Wednesday, April 11, 2007

Different Strokes

Okay, a serious blog...

There's something wrong with me, or so my friends tell me. I just can't stand the idea of not having someone special in my life to call my own. They tell me I am not comfortable with myself. They tell me that in order to love someone else that I have to love myself. They tell me that I'm looking for a man to fix what is wrong with my life. They tell me these things and it hurts. Not because it's true and truth hurts, but because they don't know what goes on in my head.

Ever since I was young, I was always alone. My parents worked 10 hours a day, 7 days a week and I was always stuck at home in an empty house. But being alone was preferrable to when they came home because that's when all hell broke loose. I grew up in a very abusive environment. My father was physically and mentally abusive, but I'm pretty sure my mom helped with at least some emotional scarring - although to credit her, she did protect me from the physical beatdowns from my dad when she was able to stop it. All in all, I didn't receive a lot of love growing up, and the two people I should have trusted most with my life, I trusted hardly at all.

Since I wasn't receiving the emotional nourishment I needed from my parents, I started to confide in my friends, and in that sense, my friends became my surrogate family. They acted as the catalyst for my emotional support system and served as an outlet for all the love I had to give. But eventually, even that would give way to that fateful day on the first day of my senior year of high school when all of that suddenly changed.

I started to not be able to share all that was going on in my life. My friends simply couldn't relate (and for good reason) I started to feel ostracized - different, and I felt like no one could possibly understand me. And so I hid from that uncomfortable feeling, and pretended nothing was wrong, even to the point that I was lying everyday to the people who I seemed closest to.

The only people I could really be myself with were my boyfriends. No matter what, I always felt like I could let my hair down and be real and connect with them. That's why sometimes, I pick bad men. It's not that I don't know they are not ideal for me. It's just that I can find real solace in our connection when we're together - even if sometimes, it is purely sexual. The safety, security, and warmth I feel when I'm with someone I can be emotionally open with is absolutely priceless to me. It seems to be my only outlet of that caliber besides blogging - and even here, I feel as if I'm always acting.

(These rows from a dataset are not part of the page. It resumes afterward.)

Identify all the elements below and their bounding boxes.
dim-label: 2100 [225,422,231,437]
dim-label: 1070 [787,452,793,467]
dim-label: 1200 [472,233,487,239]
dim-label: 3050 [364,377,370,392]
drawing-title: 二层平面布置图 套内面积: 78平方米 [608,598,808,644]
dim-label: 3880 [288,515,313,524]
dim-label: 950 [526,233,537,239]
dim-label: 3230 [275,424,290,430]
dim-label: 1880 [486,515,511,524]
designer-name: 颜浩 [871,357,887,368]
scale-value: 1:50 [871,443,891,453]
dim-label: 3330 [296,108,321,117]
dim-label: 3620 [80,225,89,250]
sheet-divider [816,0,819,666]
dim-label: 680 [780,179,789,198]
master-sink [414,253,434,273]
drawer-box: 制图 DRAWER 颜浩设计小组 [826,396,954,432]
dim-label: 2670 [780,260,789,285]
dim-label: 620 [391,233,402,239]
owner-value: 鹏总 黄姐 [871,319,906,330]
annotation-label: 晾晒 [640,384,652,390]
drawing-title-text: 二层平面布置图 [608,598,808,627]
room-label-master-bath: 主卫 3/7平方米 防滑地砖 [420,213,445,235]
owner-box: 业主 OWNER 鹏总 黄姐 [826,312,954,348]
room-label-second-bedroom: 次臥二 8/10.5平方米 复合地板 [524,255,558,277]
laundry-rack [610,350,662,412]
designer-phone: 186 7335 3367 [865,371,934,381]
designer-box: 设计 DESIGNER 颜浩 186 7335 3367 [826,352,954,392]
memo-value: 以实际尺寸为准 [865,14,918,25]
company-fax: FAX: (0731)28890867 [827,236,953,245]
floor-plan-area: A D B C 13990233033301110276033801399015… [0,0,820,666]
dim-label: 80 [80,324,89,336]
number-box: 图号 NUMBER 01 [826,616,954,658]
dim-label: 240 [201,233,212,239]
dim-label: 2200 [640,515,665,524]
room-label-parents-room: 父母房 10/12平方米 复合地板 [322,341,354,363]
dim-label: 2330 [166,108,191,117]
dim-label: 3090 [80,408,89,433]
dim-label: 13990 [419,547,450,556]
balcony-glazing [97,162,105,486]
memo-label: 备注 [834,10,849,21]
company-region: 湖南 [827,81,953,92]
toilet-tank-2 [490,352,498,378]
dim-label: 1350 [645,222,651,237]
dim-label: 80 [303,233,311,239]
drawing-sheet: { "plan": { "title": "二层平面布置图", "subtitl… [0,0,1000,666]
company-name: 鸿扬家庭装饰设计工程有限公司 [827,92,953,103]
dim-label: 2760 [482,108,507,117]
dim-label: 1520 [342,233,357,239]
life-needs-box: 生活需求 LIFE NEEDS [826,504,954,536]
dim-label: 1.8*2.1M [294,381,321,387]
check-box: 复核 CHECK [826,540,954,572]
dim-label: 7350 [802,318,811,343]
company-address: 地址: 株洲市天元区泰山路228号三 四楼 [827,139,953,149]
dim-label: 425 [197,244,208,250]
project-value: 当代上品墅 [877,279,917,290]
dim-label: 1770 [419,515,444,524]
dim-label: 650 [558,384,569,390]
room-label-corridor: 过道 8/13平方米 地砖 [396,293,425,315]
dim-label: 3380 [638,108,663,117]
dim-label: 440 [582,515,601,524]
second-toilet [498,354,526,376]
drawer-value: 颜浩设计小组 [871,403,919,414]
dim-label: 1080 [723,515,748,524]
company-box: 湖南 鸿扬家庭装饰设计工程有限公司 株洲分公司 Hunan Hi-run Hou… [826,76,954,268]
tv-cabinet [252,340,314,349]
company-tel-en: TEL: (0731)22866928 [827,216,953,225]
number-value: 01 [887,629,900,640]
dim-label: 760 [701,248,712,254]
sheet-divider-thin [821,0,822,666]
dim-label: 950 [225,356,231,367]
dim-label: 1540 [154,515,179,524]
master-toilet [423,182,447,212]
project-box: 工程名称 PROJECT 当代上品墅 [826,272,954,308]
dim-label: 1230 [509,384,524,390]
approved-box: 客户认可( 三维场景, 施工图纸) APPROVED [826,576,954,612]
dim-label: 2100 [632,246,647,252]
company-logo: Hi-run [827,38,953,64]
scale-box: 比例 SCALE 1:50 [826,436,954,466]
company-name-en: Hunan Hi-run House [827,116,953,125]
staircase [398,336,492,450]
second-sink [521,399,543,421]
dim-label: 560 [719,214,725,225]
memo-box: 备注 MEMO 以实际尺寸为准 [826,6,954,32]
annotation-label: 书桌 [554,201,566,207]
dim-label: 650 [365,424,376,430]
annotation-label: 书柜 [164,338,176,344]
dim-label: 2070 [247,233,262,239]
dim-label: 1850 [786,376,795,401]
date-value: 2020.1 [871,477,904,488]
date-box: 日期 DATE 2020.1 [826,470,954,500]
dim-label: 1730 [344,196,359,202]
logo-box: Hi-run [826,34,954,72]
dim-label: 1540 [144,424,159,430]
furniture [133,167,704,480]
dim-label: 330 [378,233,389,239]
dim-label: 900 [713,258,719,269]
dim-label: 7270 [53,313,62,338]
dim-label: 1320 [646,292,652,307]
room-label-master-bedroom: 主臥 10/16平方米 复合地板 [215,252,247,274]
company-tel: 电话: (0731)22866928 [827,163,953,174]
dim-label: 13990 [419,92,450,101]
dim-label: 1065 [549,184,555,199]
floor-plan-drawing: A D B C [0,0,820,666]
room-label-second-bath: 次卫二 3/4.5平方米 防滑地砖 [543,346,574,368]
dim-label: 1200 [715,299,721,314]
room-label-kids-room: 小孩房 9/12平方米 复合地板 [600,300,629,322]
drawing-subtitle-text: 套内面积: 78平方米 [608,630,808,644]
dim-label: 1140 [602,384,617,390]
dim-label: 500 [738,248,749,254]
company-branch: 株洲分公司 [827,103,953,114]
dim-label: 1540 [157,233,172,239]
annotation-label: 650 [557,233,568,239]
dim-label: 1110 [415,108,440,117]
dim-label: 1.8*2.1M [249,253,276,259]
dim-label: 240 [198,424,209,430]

So, I guess that is why I can't be alone. That is why I am always looking for someone to be in my life and take that role as my confidante, my best friend. That is why I find it so hard to let go of those people who have assumed that role in my life, even if their presence in my life is somewhat fatalistic to my endeavors. Because those select few are the only ones I have trusted with my emotions, my safety, my heart, and my well-being. And when one of them has fallen short, I try not to lose hope of his rehabilitation or of finding someone else to fill his shoes, because losing hope would mean alienating myself from the world and slowly, ever so slowly, falling deeper and deeper into a depression I might not have the ability to get out of by myself.

So you see, what they say about me is wrong. They see how I act and make their judgments on how they see reason and logic, but I'm just playing with a whole new deck of cards. Maybe no one will ever understand me - not at the core. But I can always hope. And even though, with my talents, intelligence, success, and perseverance, I can stand quite well on my own two feet, doing so without a companion to share in those things makes life shallow and pointless. Without someone you can really "come home to", life is just a 24/7 grind of superficiality, money, and sex - I'm determined to rise above it.

1 comment:

Daniel said...

Very brave of you to share. It's unfortunate that you couldn't receive any emotional nourishment from your parents & past friends. And it certainly makes sense why you would "cling" to questionable men. But while you couldn't pick your parents, you can handpick the men you seek emotional support from. And I think you need to remain that position of power with your relationships. Don't just open up to any b/f until they prove that they are worthy of you.